Experiments with a Hard Constraint
We immediately see the effect of the injected FIT rate on the FPS rate of the video decoder. When DFS is applied in accordance with the injected FIT rate (Figure 5.10), the FPS rate of the implementation remains constant in regions 1 and 2. We can make similar observations for the total processing time of the MJPEG decoder (Figure 5.11b).
Problem Statement
Then the DVF can be detected in Figure 6.3: When the total cycle noise is smaller compared to the cycle budget, it hardly affects the DVF. The proposed DVFS policy is shown in Figure 6.4, while the variables involved are explained in Table 6.2. The average additional cycles due to RAS events (¯𝑥) perturbing the arbitrary cycle budget𝑁 can be given by Equation 6.11.
Simulation-Based Verification
Cycle noise amplitude statistics 𝑘 10−5 Controller gain (𝑘𝑝=𝑘𝑖=𝑘𝑑) Table 6.3: Standard simulation parameters of the setup of Figure 6.6 [226]. The proposed controller configures the frequency multiplier (Figure 6.7d) based on the sensed slack, according to the PID principle of equation 6.13. In Figure 6.8, we compare static𝑉𝑑𝑑 and𝑓 (i.e. static frequency multipliers) against our scheme for a target execution time.
Experimental Verification
Using Equation 6.12, we can directly relate the slack recovery capabilities of the target platform through the characteristics of RAS events in terms of rate and impact.

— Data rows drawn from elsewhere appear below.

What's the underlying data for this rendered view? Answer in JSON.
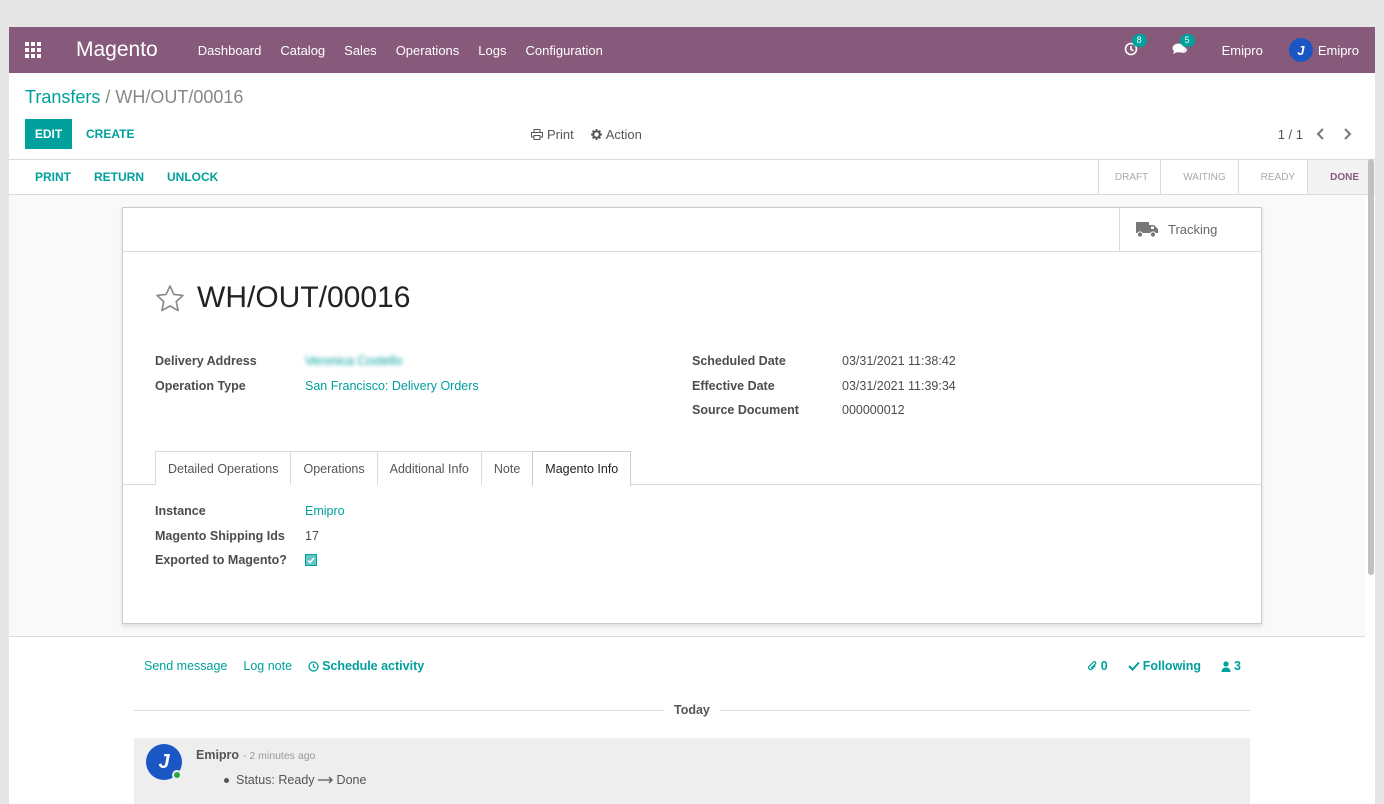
{
  "navbar": {
    "brand": "Magento",
    "menu": [
      "Dashboard",
      "Catalog",
      "Sales",
      "Operations",
      "Logs",
      "Configuration"
    ],
    "activity_count": "8",
    "message_count": "5",
    "company": "Emipro",
    "user": "Emipro",
    "user_initial": "J",
    "accent": "#875a7b"
  },
  "control_panel": {
    "breadcrumb_parent": "Transfers",
    "breadcrumb_separator": "/",
    "breadcrumb_current": "WH/OUT/00016",
    "edit_label": "EDIT",
    "create_label": "CREATE",
    "print_label": "Print",
    "action_label": "Action",
    "pager": "1 / 1"
  },
  "statusbar": {
    "buttons": [
      "PRINT",
      "RETURN",
      "UNLOCK"
    ],
    "stages": [
      "DRAFT",
      "WAITING",
      "READY",
      "DONE"
    ],
    "active_stage": "DONE"
  },
  "sheet": {
    "tracking_label": "Tracking",
    "title": "WH/OUT/00016",
    "left_fields": [
      {
        "label": "Delivery Address",
        "value": "Veronica Costello"
      },
      {
        "label": "Operation Type",
        "value": "San Francisco: Delivery Orders"
      }
    ],
    "right_fields": [
      {
        "label": "Scheduled Date",
        "value": "03/31/2021 11:38:42"
      },
      {
        "label": "Effective Date",
        "value": "03/31/2021 11:39:34"
      },
      {
        "label": "Source Document",
        "value": "000000012"
      }
    ],
    "tabs": [
      "Detailed Operations",
      "Operations",
      "Additional Info",
      "Note",
      "Magento Info"
    ],
    "active_tab": "Magento Info",
    "magento_info": [
      {
        "label": "Instance",
        "value": "Emipro"
      },
      {
        "label": "Magento Shipping Ids",
        "value": "17"
      },
      {
        "label": "Exported to Magento?",
        "value": ""
      }
    ],
    "exported_checked": true
  },
  "chatter": {
    "send_message": "Send message",
    "log_note": "Log note",
    "schedule_activity": "Schedule activity",
    "attachments": "0",
    "following": "Following",
    "followers": "3",
    "date_separator": "Today",
    "message": {
      "author": "Emipro",
      "time": "- 2 minutes ago",
      "status_label": "Status:",
      "from": "Ready",
      "to": "Done"
    }
  }
}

For the case of the target platform, and assuming the frequency multipliers from Table 6.5, the instances of cycle noise that can be recovered by the available multipliers on the processor are shown in Figure 6.13. For the same series 𝜇 and𝜆, we perform runs of the target application on the target platform with the PID controller enabled.
Future Work
As already mentioned in the introduction to the present text (Figure 1.5), this avenue is currently being explored by active research. Apparently, it is possible to identify state-of-the-art works that can be placed under more than one leaf of the classification framework. Measurement of the flux and energy spectrum of cosmic-ray-induced neutrons on Earth.
Application of three physical fault injection techniques to the experimental evaluation of Martian architecture. In Proceedings of the Conference on Design, Automation and Test in Europe (San Jose, CA, USA, 2013), EDA Consortium, p.